ISTOÉ – No primeiro episódio, dedicado à vida na água, vemos os pescadores de Laguna, em Santa Catarina. Qual a participação do Brasil na série?
Leith – O Brasil é bastante proeminente nessa série. Um dos episódios é sobre como nós sobrevivemos em florestas. De fato, a floresta tropical é surpreendente porque, numa primeira impressão, poderíamos dizer que pode ser um lugar fácil de sobreviver. Há muita chuva, muitas plantas, insetos, animais e peixes, não é frio… Você acha que apenas comendo frutas e vegetais poderia viver ali.

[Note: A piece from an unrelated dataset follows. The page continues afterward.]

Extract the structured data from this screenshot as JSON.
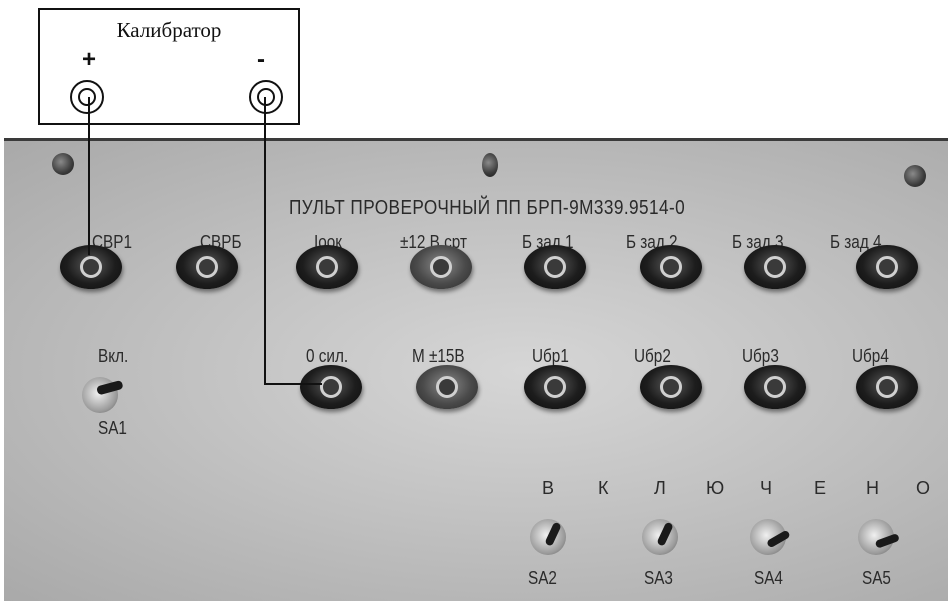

Mas, na verdade, é um lugar muito, muito difícil para sobreviver e o conhecimento da natureza tem de ser muito preciso. Por isso filmamos vários sequências no Brasil, principalmente na Amazônia. Filmamos ainda uma seqüência de tribos sem contato com o mundo externo que vive na fronteira do Brasil com o Peru. É uma seqüência muito comovente, ver pessoas que vivem hoje da mesma forma que vivem há séculos, talvez milênios, sem entender o que estava acontecendo enquanto os filmávamos.

ISTOÉ – E os pescadores de Laguna?

Leith – Acho que também é uma das seqüências mais mágicas, pois vemos uma colaboração entre humanos e outra espécie, os golfinhos. Eles juntam esforços para pegar os peixes. Acho que é uma história muito especial. Há muito poucos casos assim no mundo, mas esses homens – apesar de serem pescadores modernos – praticam algo que provavelmente vem de centenas de anos. Essa relação com os golfinhos é fascinante.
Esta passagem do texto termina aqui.